Basically strategy has no business value. It's basically a document with a few words. And I think it starts accumulating value as you generate business impact and results.
Strategy without execution is worthless; execution without strategy is waste
Strategy → Prioritization
We can ship trash faster every single day. We need strategy and really smart decisions to know what to ship.
Most teams can move faster. But faster for what? We can ship trash faster every single day. We need strategy and really smart decisions to know what to ship.
What I call the anti-pattern of what we want to do. Someone says, 'Hey, you know what? This would be great to build.' And you go pull data to go justify why that would be great to build. Call that identify, justify, execute. First you have to really understand from first principles what is actually going on. So understand, identify, execute.

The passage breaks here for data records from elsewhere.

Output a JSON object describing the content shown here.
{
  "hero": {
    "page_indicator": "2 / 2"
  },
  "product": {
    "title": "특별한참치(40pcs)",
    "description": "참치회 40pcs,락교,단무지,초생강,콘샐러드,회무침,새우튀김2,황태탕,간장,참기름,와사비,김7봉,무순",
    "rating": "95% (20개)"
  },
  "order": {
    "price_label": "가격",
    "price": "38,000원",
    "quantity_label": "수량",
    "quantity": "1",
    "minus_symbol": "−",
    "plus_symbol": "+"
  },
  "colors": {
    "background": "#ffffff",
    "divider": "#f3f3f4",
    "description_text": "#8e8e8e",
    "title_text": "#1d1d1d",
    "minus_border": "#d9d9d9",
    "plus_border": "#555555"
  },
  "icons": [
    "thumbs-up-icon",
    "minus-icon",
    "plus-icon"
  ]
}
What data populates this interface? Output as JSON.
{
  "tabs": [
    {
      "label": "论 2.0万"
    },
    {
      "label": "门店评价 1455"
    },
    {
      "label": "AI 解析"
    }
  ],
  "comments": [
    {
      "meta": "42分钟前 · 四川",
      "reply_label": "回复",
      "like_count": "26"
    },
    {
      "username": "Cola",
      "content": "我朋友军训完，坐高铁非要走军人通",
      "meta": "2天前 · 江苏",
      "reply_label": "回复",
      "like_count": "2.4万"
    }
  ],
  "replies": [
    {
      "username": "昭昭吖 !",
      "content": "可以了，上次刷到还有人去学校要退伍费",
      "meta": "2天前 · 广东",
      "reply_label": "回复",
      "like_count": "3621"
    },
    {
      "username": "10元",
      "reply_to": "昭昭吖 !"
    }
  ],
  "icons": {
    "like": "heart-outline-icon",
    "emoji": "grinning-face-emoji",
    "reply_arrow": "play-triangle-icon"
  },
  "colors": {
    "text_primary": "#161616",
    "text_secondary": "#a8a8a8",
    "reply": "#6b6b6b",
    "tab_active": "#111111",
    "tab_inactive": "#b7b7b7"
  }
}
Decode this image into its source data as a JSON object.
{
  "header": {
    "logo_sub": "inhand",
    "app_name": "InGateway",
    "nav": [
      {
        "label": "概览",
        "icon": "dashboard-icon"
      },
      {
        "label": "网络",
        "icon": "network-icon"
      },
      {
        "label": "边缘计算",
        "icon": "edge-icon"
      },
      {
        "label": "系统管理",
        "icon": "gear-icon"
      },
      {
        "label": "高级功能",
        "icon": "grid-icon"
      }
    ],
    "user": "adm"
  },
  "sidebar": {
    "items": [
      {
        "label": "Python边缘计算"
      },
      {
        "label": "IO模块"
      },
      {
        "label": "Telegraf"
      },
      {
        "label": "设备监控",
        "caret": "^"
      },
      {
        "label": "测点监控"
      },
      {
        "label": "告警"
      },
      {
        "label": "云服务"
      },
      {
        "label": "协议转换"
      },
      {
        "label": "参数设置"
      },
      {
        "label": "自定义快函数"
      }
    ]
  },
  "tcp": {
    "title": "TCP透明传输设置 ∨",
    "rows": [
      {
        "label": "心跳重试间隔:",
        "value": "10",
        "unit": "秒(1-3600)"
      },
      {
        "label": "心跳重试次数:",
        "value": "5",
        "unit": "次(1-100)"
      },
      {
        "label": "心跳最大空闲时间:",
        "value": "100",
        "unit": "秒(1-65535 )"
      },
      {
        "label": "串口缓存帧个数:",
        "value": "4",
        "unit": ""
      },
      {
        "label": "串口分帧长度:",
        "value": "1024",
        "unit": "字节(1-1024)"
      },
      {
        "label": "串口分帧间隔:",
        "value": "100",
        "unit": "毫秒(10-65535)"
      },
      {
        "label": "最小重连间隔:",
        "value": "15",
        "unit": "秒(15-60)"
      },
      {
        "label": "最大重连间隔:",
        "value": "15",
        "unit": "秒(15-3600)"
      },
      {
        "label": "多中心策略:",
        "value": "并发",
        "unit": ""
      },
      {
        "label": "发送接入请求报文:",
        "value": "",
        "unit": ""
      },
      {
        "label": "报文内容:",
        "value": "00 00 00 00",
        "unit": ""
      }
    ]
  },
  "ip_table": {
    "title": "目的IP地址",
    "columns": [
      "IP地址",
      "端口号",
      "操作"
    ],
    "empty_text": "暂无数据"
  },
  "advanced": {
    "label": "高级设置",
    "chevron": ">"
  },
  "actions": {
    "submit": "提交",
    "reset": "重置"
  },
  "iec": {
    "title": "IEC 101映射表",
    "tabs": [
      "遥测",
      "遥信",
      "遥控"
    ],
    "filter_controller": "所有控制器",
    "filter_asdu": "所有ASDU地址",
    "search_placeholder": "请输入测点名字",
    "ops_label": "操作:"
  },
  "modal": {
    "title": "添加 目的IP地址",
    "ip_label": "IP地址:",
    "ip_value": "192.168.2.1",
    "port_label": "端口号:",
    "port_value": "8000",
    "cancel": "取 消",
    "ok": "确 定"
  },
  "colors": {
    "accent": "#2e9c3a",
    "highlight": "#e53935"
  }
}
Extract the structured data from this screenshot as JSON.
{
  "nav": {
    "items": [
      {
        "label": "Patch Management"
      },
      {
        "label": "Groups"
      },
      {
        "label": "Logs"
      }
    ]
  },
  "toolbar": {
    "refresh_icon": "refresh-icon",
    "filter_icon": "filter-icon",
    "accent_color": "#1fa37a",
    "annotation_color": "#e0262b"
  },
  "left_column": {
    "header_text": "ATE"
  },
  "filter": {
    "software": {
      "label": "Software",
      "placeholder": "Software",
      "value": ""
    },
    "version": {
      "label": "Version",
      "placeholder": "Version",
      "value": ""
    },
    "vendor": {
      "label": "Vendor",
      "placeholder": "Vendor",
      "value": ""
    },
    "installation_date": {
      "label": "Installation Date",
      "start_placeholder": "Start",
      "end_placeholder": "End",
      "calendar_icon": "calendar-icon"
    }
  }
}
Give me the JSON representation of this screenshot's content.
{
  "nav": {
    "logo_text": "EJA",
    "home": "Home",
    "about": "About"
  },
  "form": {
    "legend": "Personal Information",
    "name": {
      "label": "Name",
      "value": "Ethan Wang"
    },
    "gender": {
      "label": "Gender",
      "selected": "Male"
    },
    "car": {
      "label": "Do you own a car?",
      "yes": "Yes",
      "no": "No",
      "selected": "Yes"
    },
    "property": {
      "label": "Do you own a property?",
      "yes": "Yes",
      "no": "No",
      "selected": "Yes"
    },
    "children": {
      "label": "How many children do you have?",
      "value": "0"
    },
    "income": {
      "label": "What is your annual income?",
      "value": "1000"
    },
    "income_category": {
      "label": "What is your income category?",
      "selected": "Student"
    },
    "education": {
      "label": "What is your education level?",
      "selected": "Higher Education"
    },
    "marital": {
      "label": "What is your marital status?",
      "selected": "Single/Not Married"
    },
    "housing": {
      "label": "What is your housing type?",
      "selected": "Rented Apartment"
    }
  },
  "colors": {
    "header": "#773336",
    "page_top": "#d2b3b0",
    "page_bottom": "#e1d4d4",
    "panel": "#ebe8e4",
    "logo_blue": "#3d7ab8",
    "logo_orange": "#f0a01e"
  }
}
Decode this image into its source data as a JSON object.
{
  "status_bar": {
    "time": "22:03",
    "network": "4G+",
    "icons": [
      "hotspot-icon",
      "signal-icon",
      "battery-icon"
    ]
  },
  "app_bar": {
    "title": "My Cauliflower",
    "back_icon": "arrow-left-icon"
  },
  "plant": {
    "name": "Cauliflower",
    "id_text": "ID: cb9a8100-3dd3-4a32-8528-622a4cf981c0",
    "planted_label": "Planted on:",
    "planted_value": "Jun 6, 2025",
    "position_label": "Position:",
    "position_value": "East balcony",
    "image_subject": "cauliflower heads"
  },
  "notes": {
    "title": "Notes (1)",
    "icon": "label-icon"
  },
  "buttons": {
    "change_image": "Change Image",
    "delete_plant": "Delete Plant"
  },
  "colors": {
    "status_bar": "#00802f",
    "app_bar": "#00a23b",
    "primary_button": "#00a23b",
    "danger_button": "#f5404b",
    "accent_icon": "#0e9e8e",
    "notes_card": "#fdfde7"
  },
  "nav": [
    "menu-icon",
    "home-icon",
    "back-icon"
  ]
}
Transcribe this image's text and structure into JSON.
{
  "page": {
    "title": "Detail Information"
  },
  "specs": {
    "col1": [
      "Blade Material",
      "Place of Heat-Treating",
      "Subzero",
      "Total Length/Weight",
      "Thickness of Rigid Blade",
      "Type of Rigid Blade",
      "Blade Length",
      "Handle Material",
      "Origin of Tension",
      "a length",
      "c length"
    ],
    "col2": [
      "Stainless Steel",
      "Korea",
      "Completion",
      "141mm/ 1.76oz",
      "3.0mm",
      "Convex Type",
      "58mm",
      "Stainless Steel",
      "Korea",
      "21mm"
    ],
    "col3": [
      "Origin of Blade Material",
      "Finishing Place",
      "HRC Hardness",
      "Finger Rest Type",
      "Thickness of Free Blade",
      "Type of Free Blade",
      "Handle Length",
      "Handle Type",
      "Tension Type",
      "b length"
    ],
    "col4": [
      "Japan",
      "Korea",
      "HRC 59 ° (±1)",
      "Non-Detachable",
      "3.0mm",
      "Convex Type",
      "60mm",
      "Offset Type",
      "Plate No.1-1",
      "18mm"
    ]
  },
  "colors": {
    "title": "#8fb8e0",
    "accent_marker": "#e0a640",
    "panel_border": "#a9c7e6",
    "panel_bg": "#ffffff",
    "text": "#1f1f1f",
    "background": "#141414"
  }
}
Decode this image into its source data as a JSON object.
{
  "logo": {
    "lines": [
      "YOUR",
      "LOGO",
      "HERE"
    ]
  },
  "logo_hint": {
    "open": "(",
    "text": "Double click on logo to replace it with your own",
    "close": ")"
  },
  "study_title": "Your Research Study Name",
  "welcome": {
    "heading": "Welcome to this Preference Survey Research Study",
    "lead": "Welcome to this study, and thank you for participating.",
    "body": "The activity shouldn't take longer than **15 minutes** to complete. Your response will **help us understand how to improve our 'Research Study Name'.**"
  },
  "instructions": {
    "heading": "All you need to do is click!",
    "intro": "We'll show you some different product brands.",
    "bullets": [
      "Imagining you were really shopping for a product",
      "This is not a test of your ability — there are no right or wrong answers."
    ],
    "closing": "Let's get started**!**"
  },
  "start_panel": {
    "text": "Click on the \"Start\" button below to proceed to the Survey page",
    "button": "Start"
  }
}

We come up with an idea, we believe in it, all the indications show it's good. Maybe the early tests show it's good, then we just go all in and we try to implement it and I made this very mistake many times as the product manager, I was the guy pushing for the ideas.
I've met a lot of organizations that think most of their issues are in the training of their people. And 99% of the time I see that it's actually in the way that they're setting their goals and deploying their strategy. Because once you train those people, they have no context on what to work towards.
You should attempt to solve something where your current outcomes that you're getting are lower than the outcomes you wish you were getting. That's what I call a gap.